If you notice, all i have done is i have moved a couple of columns to the Excluded section of the Pivot table. If you look at the Physical query, the SQL will still contain Product Id and Channel Desc even though they are excluded.
select T24112.PROD_ID as c2,
T24112.PROD_CATEGORY as c4,
T26412.CHANNEL_ID as c6,
sum(T24170.AMOUNT_SOLD) as c8,
sum(T24170.QUANTITY_SOLD) as c9
from
CHANNELS T26412,
PRODUCTS T24112,
SALES T24170
where ( T24112.PROD_ID = T24170.PROD_ID and T24170.CHANNEL_ID = T26412.CHANNEL_ID )
group by T24112.PROD_CATEGORY, T24112.PROD_ID, T24170.CHANNEL_ID, T26412.CHANNEL_ID
order by c6
So what this means is BI Server will do all the aggregations in its own memory or by writing to tmp files.
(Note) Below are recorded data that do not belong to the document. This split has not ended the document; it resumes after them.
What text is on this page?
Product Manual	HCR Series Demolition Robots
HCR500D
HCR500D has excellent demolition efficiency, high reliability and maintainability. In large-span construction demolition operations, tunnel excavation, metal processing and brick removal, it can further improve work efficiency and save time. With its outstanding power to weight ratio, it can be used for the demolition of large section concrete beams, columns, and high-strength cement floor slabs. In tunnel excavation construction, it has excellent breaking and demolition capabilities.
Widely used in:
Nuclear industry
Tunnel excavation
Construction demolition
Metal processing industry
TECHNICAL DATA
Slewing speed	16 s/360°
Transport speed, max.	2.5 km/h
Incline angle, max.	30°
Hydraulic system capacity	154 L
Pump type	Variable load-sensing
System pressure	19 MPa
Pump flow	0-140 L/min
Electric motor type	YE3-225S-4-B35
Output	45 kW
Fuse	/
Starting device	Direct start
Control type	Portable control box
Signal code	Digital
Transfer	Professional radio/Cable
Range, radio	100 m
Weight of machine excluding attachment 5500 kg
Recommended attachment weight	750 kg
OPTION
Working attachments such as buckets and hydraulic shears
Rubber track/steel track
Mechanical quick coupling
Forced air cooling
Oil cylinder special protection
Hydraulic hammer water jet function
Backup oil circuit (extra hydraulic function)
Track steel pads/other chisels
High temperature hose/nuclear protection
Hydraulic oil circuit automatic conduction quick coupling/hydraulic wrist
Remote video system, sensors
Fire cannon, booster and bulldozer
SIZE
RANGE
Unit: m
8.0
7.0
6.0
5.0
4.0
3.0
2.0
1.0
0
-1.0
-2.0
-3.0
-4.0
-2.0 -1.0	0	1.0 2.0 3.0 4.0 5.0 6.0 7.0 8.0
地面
If we look at the tmp file directory

As you see, a sudden 59KB file has come into the tmp file directory due to the amount of custom calculations that the BI Server has to do in its memory. The size of the files directly are related to the amount of calculations & the number of cells retrieved. So, whenever you face an issue like a Write to Tmp directory error etc, then the first place to look at is how much of calculations are being done by the BI Server. Also, as much as possible try to reduce the amount of calculations to be done by the pivot table. As more users start accessing the system, more will the number of tmp files and hence more will be the I/O. This is something to take notice of while creating Pivot Table reports.